For now, that's SalesFlow Coach Personal, where I help people with their deals, in a private coaching thread.
(Over time, the price will go up, so if you want to be grandfathered in, you might want to check out that link and see if it's for you)
Starting spring 2023 I plan to start creating premium content such as full-length trainings that will be released every month.
At some point, I'll probably also start a forum.
All of these will be memberships to offers I can do at scale, that provide a lot of value, and that give deeper access to my methodologies, without having to pay my coaching fees.
That's the plan. There's lots to do, so let's start wrapping up this 'From the founder' and look at:
What's new this week at SFC HQ
- Technically, this is not a 'this week' bit of news but I'm so damn excited, I want to share it with you: Two weeks ago, the fantastically skilled Audrey joined the team. She'll be instrumental in our growth, since she's an SEO specialist, and I'm absolutey thrilled to have her with us. We're finally going to be working on some visibility!
- I recently made a few changes in my projects, which means I now have a lot more time in my week, to work on new content and do outreach
- Started this week: an outreach campaign, to share the app with people and get some early users and feedback Initially, that's some 83 people on a list - friends, former clients, a number of readers of my daily articles, leads. You know, people in my world. Once I'm done sending to those good folk, I'll be thinking about whether or not to publish the app on Reddit or ProductHunt or what have you. Not the time to think about it yet.
- Development of the app is going well - Kim is creating a lot of little tweaks and improvements, some of which are part of the app and some that help with the creation and deployment of content.
Cool finds
- The first cool find: LevelUp Outsourcing.
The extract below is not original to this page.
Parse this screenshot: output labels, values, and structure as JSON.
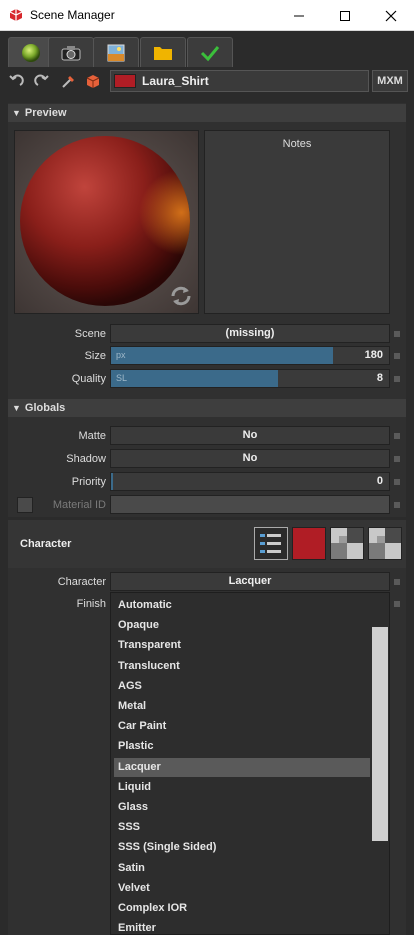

This is the agency where I hired Kim and Audrey, and if you want to hire the right person but you don't want to deal with sourcing and vetting: That's what LevelUp does for you, and they're stellar at it. If you decide to talk to them, tell Taylor that Martin sent you - she'll take good care of you (and disclaimer: I'll get a discount if you decide to hire through them.).
- CheatLayer: an AI that builds software and automations... I think 🤔 I've not tested the tool and I've only skimmed the page, but it looks interesting. I'm tying my hands to my keyboard though, because this is the kind of platform that sets my inner tinkerer on fire, and I can't afford to get disctracted from actually developing and promoting SFC.
New in SalesFlow Coach
- 📄 Are you forcing people to pay interaction-tax?
- 📄 Can selling be fun?
- 📄 On selling, entitlement, and service
- 📄 Don't be interesting to your buyers - be useful instead
- 📄 Say less to get more
For the devs
Is this just a me thing, or do you guys also flick over into the Zone, the moment you start working on your project?
Each time I have to tinker with CSS or HTML or Dataview, the switch is almost instant: one moment I'm opening a file, and the next moment nothing exists except me and my doc.
It's similar when working on my Obisidian notes (especially when working with SFC content) except it takes a little longer for the switch to happen.
But the effect is the same: developing things seems to be a trigger for flow states.
(Not that I'm a developer, but I am developing this thing).
So I'm curious:
Do you have a similar experience?
Coding = flow?
That's all for Dev Log # 1. If you're reading this: thanks for spending some time with me!